To calculate the ratio of lateral pressure at different depths, first calculate the vertical pressure at each depth and then use the given ratio to find the corresponding lateral pressures.

Answer 1

We are given the following parameters:
Diameter of the silo \( D = 6 \, {m} \),
Height of the silo \( H = 24 \, {m} \),
Bulk density of rice \( \rho = 635 \, {kg/m}^3 \),
Angle of friction between concrete and rice \( \theta = 30^\circ \),
The ratio of lateral pressure to vertical pressure \( \frac{P_{{lateral}}}{P_{{vertical}}} = 0.4 \).

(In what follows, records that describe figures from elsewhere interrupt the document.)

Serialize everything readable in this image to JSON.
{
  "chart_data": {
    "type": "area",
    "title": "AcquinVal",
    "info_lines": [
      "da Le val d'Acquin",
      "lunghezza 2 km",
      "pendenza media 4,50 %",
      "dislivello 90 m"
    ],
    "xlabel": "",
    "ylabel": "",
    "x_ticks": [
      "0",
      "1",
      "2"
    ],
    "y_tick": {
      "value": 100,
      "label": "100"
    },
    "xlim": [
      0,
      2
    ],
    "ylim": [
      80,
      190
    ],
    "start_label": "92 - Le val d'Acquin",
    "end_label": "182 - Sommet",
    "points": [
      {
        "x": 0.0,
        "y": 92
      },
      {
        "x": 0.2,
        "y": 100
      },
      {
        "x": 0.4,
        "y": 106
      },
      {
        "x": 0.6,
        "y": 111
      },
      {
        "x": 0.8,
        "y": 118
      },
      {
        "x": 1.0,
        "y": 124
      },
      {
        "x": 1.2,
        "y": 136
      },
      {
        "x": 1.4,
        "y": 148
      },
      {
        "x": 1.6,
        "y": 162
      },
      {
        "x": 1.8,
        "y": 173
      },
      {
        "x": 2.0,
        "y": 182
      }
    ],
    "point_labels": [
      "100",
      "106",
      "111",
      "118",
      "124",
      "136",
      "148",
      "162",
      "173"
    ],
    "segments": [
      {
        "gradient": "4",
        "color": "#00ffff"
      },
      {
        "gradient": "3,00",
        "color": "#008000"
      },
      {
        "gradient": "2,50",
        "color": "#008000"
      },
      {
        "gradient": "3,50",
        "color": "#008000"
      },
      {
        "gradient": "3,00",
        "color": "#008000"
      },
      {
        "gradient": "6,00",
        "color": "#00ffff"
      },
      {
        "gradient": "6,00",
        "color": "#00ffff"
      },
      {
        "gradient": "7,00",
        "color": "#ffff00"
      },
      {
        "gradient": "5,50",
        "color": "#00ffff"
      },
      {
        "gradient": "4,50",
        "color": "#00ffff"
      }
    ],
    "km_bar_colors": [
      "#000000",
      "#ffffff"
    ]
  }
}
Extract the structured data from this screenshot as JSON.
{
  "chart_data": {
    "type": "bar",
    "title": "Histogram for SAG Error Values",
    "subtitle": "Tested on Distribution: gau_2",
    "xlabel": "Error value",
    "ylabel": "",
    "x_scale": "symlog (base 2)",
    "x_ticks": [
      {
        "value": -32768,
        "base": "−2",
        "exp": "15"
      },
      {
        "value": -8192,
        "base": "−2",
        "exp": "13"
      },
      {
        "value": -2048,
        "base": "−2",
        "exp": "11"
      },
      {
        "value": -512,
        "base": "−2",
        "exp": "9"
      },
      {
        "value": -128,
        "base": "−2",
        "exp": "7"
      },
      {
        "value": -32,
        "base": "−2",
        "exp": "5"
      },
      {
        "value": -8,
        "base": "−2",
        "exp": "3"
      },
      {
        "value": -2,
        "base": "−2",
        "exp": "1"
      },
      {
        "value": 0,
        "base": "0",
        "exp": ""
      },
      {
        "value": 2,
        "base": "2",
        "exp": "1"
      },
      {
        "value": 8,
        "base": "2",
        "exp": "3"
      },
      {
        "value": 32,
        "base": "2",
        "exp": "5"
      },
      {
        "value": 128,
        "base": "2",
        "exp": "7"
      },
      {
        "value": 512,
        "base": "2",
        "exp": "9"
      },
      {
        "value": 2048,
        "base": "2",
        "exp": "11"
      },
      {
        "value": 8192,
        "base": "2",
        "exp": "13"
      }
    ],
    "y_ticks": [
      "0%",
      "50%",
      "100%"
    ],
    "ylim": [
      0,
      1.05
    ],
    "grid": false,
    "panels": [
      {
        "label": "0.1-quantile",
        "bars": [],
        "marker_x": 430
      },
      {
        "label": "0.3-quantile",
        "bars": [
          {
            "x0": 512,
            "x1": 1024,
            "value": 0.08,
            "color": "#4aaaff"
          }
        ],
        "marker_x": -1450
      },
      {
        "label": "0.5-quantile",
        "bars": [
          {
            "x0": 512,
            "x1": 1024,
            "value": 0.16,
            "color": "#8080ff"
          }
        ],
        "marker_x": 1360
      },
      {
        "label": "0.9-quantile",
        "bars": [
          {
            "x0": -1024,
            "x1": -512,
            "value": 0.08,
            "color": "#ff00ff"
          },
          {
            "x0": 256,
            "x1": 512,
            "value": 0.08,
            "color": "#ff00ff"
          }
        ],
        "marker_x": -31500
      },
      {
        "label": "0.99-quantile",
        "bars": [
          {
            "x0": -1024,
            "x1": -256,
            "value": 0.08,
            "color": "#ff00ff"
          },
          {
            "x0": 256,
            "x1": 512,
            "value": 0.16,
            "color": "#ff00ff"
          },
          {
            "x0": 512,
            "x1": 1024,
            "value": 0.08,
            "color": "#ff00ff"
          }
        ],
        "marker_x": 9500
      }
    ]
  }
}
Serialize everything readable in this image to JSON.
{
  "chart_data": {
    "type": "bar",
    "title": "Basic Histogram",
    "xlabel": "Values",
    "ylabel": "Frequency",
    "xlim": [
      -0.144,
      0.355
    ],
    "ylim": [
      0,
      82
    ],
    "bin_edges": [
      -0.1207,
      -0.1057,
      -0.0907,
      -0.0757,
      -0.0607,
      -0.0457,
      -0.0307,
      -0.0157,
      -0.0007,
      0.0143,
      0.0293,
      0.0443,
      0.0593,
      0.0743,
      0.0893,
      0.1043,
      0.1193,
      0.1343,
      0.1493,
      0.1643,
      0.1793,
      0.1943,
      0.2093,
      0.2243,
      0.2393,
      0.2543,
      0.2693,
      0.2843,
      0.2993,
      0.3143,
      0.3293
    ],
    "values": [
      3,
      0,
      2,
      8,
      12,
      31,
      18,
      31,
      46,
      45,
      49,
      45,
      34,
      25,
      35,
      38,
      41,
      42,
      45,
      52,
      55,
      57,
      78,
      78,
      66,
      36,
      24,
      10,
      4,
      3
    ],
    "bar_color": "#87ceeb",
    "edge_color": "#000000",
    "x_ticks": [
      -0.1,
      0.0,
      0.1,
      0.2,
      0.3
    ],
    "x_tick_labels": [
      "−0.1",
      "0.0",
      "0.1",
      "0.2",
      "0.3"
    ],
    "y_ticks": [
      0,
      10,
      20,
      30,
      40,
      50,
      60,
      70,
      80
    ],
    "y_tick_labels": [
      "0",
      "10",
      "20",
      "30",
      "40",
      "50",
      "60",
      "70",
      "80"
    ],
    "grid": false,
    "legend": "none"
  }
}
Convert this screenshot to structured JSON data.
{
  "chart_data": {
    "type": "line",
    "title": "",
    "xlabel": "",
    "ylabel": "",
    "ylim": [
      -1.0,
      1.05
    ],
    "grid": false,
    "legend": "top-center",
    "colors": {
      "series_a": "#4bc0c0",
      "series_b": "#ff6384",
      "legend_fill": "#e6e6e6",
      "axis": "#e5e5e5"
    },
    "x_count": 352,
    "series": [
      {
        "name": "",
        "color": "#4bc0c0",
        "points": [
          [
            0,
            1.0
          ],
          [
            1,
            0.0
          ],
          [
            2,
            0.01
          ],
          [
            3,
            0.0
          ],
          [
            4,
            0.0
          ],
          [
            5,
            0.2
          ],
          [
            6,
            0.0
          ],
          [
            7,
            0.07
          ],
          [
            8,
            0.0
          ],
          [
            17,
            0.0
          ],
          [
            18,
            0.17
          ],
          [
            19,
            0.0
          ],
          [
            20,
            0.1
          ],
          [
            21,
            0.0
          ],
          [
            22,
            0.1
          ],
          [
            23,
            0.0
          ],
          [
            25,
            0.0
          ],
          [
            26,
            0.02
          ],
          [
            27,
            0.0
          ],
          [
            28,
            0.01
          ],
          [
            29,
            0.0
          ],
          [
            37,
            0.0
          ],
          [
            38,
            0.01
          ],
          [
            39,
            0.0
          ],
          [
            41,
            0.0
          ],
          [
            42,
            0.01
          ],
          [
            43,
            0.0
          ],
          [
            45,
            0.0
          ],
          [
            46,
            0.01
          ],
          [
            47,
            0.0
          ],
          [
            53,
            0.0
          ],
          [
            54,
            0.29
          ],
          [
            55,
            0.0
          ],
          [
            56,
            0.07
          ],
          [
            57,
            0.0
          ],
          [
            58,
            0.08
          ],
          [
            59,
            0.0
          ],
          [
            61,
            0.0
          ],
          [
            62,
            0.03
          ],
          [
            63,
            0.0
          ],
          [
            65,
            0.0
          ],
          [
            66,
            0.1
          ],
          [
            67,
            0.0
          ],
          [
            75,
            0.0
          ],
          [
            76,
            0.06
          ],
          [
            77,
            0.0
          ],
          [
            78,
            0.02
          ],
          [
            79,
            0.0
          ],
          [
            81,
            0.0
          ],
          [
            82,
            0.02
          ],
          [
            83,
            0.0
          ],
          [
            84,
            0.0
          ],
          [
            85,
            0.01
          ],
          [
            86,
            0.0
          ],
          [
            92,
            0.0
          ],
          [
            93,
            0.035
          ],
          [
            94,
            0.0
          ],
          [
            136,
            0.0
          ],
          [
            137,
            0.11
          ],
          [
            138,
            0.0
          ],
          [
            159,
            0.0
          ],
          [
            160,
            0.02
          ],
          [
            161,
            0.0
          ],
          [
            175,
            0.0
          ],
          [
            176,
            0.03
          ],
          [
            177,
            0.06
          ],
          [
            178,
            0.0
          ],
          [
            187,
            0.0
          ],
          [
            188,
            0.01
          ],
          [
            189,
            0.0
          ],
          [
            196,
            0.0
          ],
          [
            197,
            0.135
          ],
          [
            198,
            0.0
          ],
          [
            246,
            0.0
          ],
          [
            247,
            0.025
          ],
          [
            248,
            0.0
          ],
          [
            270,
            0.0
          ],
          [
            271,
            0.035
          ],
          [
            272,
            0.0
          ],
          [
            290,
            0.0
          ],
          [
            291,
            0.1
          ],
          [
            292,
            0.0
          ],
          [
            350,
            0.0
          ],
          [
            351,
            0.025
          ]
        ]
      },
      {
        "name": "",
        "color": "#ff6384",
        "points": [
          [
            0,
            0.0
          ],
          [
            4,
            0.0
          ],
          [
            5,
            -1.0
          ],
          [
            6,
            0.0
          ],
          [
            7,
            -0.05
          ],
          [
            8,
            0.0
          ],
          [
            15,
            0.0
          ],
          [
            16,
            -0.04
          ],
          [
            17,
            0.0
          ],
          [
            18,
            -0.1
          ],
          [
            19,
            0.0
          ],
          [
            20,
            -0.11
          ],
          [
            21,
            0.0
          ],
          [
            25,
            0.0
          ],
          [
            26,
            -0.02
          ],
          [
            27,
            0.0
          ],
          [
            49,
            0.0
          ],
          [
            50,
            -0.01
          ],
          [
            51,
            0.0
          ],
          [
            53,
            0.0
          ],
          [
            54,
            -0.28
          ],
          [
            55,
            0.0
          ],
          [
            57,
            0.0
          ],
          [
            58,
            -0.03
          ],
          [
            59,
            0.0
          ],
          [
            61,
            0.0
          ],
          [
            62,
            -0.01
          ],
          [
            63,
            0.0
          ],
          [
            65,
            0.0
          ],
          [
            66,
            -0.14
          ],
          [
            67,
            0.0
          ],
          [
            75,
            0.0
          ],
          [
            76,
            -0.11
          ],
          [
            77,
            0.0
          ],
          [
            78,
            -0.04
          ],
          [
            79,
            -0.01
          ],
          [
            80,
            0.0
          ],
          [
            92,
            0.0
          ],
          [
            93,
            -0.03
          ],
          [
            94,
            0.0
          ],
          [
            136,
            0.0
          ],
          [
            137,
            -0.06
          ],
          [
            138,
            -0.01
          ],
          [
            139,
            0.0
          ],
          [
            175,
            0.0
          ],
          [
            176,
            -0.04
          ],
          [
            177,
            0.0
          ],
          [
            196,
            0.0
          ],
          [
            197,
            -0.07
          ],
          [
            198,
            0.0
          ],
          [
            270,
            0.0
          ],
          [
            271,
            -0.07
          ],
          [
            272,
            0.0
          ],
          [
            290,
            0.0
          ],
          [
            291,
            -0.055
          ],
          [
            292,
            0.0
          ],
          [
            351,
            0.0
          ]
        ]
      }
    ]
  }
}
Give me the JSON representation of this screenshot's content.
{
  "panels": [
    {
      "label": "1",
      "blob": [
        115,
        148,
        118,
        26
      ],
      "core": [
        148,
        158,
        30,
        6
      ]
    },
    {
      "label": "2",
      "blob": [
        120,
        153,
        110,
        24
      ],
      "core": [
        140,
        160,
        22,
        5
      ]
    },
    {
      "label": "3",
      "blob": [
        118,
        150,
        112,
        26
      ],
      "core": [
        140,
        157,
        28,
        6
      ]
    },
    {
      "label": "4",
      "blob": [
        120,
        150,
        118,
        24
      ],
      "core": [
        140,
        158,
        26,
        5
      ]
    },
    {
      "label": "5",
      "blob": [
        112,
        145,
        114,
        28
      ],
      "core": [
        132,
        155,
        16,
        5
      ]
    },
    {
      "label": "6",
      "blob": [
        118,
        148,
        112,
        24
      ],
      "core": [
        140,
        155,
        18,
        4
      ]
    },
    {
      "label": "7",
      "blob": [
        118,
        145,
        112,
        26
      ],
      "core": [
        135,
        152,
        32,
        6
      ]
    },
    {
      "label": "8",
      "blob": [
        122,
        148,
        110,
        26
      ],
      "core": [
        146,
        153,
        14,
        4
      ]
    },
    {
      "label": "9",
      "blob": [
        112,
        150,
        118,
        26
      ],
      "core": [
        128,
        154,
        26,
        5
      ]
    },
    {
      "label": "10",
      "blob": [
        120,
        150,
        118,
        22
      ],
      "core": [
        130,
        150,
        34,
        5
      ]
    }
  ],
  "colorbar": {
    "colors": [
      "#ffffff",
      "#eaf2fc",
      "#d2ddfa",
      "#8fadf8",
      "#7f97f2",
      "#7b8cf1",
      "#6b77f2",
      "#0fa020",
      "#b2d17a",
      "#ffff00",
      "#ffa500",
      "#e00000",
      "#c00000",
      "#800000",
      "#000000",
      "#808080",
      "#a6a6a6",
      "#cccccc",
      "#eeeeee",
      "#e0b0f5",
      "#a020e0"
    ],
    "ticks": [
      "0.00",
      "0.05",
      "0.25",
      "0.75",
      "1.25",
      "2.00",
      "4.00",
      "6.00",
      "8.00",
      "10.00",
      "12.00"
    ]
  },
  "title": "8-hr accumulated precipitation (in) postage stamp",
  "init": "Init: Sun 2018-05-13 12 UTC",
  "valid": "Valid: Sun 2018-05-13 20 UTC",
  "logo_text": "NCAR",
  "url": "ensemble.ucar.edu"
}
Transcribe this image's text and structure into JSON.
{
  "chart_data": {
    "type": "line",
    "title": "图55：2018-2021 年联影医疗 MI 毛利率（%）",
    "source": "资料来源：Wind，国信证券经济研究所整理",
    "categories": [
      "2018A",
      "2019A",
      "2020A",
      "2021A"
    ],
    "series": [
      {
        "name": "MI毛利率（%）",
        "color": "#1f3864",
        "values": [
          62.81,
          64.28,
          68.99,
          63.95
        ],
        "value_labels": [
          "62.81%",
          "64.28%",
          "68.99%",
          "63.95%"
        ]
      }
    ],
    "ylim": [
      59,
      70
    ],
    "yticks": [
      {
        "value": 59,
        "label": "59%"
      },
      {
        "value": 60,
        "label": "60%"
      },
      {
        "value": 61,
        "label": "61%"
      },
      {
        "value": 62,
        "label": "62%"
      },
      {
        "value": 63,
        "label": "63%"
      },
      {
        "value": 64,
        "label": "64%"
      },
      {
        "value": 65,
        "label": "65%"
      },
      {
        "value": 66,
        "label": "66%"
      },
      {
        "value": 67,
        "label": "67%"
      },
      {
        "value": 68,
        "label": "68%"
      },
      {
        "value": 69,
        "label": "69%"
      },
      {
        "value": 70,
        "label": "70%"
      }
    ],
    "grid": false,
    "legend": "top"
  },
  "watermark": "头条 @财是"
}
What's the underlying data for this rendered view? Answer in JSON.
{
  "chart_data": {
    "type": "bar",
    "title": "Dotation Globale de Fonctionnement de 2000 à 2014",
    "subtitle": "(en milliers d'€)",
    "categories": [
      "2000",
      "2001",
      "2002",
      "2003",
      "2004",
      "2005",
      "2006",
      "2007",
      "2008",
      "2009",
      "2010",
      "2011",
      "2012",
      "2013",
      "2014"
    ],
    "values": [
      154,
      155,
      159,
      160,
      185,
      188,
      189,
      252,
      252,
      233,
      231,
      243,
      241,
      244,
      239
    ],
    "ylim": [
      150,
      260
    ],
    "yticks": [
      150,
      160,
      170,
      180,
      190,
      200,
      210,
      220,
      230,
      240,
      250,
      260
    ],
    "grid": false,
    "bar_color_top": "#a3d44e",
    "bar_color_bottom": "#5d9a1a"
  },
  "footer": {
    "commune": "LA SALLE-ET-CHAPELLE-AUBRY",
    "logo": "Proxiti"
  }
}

Step 1: Calculate the vertical pressure at different depths
The vertical pressure at a given depth in the silo is calculated using the formula: \[ P_{{vertical}} = \rho g h \] Where:
\( \rho \) is the bulk density of the rice,
\( g \) is the acceleration due to gravity (approximately \( 9.81 \, {m/s}^2 \)),
\( h \) is the depth.
At a depth of 5 m: \[ P_{{vertical, 5m}} = 635 \times 9.81 \times 5 = 31241.75 \, {Pa} \] At a depth of 10 m: \[ P_{{vertical, 10m}} = 635 \times 9.81 \times 10 = 62483.5 \, {Pa} \] Step 2: Calculate the lateral pressure at different depths
The lateral pressure is related to the vertical pressure by the ratio given: \[ P_{{lateral}} = 0.4 \times P_{{vertical}} \] At a depth of 5 m: \[ P_{{lateral, 5m}} = 0.4 \times 31241.75 = 12496.7 \, {Pa} \] At a depth of 10 m: \[ P_{{lateral, 10m}} = 0.4 \times 62483.5 = 24993.4 \, {Pa} \] Step 3: Calculate the ratio of lateral pressure at 10 m depth to the 5 m depth
Now, calculate the ratio of lateral pressure at 10 m depth to the lateral pressure at 5 m depth: \[ {Ratio} = \frac{P_{{lateral, 10m}}}{P_{{lateral, 5m}}} = \frac{24993.4}{12496.7} = 1.41 \] Thus, the ratio of lateral pressure at 10 m depth to the 5 m depth is 1.41.